Youssef Boughanem : C’est au moment où j’ai fait mon premier combat amateur en Belgique, j’avais 14 ans. J’étais impatient de monter sur le ring, j’avais beaucoup d’envie de combattre. Ce moment entre le vestiaire et le ring, quand j’ai ressenti l’adrénaline, j’ai su que c’était pour moi. À ce moment-là, je me suis dit : «Ça, c’est pour moi, c’est mieux qu’un match de foot». Cette sensation, cette adrénaline, je savais que j’allais vivre pour ça.



Quelles valeurs de votre enfance vous portent encore aujourd’hui sur le ring ?

Les valeurs que ma mère m’a inculquées restent gravées en moi. Elle m’a appris à croire en moi, à relever toujours de nouveaux défis. Au début, elle était contre ma carrière dans les sports de combat, mais ses enseignements m’ont suivi sur le ring.

Vous avez combattu dans plusieurs grandes organisations. Que représente pour vous l’idée de porter le drapeau marocain sur des rings aussi prestigieux ?

En tant que Marocain, entendre mes parents parler de nos origines dès mon plus jeune âge m’a poussé à m’interroger sur mon identité et à explorer les racines de notre pays millénaire. Je conseille à tous les Marocains de se replonger dans l’histoire de nos ancêtres pour nourrir leur fierté. Porter le drapeau marocain sur des rings est un immense honneur et une responsabilité qui me motive à donner le meilleur de moi-même.

Vous avez combattu jusqu’à huit fois par mois à vos débuts. Comment ce rythme surhumain vous a-t-il marqué ?

Ce rythme était incroyablement difficile. À mes débuts, je manquais de tout : de repères, de maîtrise de la langue, de soutien. À l’époque, en 2007-2010, seuls les meilleurs survivaient en Thaïlande. Aujourd’hui, tout le monde peut y rester, mais avant, c’était réservé aux meilleurs. Les combattants étrangers devaient être exceptionnels pour s’imposer.
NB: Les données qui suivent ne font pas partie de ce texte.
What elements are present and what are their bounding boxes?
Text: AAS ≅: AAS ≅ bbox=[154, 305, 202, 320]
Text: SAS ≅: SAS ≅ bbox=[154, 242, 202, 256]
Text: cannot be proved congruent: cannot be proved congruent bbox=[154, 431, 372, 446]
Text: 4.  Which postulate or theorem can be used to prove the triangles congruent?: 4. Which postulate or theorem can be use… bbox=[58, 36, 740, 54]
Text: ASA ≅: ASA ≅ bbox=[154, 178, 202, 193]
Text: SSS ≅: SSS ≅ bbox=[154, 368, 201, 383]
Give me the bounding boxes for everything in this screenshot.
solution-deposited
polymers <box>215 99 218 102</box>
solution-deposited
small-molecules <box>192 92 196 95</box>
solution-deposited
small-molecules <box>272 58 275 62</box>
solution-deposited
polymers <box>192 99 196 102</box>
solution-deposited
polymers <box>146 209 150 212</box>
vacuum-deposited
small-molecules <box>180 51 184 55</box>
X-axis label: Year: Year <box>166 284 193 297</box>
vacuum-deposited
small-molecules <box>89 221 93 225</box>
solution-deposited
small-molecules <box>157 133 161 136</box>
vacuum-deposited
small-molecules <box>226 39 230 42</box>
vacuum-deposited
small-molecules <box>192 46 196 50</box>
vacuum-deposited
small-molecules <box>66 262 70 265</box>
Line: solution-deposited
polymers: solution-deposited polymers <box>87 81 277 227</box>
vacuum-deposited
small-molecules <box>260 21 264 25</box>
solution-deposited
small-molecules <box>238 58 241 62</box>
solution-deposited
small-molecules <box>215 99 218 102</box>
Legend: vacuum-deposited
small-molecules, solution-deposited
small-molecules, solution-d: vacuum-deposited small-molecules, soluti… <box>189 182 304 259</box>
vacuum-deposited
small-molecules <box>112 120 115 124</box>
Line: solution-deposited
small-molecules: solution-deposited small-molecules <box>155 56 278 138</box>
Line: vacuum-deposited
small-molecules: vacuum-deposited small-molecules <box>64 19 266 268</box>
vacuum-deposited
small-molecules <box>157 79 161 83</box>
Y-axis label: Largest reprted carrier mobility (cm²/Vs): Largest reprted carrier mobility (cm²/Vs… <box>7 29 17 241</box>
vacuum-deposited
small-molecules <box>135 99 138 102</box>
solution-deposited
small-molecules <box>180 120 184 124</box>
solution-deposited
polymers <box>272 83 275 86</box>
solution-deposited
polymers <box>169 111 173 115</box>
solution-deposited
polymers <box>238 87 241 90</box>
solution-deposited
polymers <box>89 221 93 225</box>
J’ai combattu blessé, poussé par des patrons, dans un environnement impitoyable où les défaites n’étaient pas tolérées, il n’y avait pas de pitié pour ceux qui perdaient. Ce rythme m’a forgé, m’a appris la résilience et la persévérance.

Quelles difficultés avez-vous rencontrées pour vous imposer en Thaïlande, et à quel moment avez-vous senti que les combattants locaux vous considéraient comme l’un des leurs ?

La principale difficulté était culturelle. J’ai toujours abordé la Thaïlande avec respect, en voulant apprendre des maîtres du muay-thaï. À l’époque, battre un Thaïlandais était presque impossible : les arbitres, le public, tout était contre les étrangers. Malgré cela, je n’ai jamais cherché à surpasser les Thaïlandais, mais à gagner mes combats, peu importe l’adversaire. Avec le temps, en montrant mon respect et ma détermination, les combattants locaux ont commencé à me considérer comme l’un des leurs.

Vous et votre frère Yassine cumulez de nombreux titres mondiaux. Comment décririez-vous cette relation fraternelle, entre complicité et rivalité sportive ?

Il n’y a pas de rivalité entre Yassine et moi. Je serais prêt à lui céder ma place à tout moment. Nous nous aimons profondément, et je l’ai soutenu dès notre enfance, même dans les moments difficiles. Même si nous devions un jour combattre dans la même catégorie, je le laisserais passer devant moi. Notre combat ensemble serait un cas exceptionnel, organisé dans des contextes particuliers, mais notre lien fraternel reste au-dessus de tout.

Vous êtes 24 fois champion du monde en muay-thaï, qu’est-ce qui vous motive à poursuivre en MMA ? Bientôt l’UFC ?

C’est l’amour du challenge. J’aime le sport, le risque et la sensation de découvrir quelque chose de nouveau avec le MMA. C’est une manière d’enrichir ma carrière de combattant et de repousser mes limites. Dire que je veux rejoindre l’UFC, c’est une grande prétention ! C’est un rêve, bien sûr, comme pour tout combattant. Si l’opportunité se présente de combattre dans une organisation prestigieuse comme l’UFC, je la saisirai. Mais pour l’instant, je suis très bien traité par mon organisation actuelle, Brave CF. C’est un honneur de travailler avec eux, et je veux continuer à évoluer à leurs côtés.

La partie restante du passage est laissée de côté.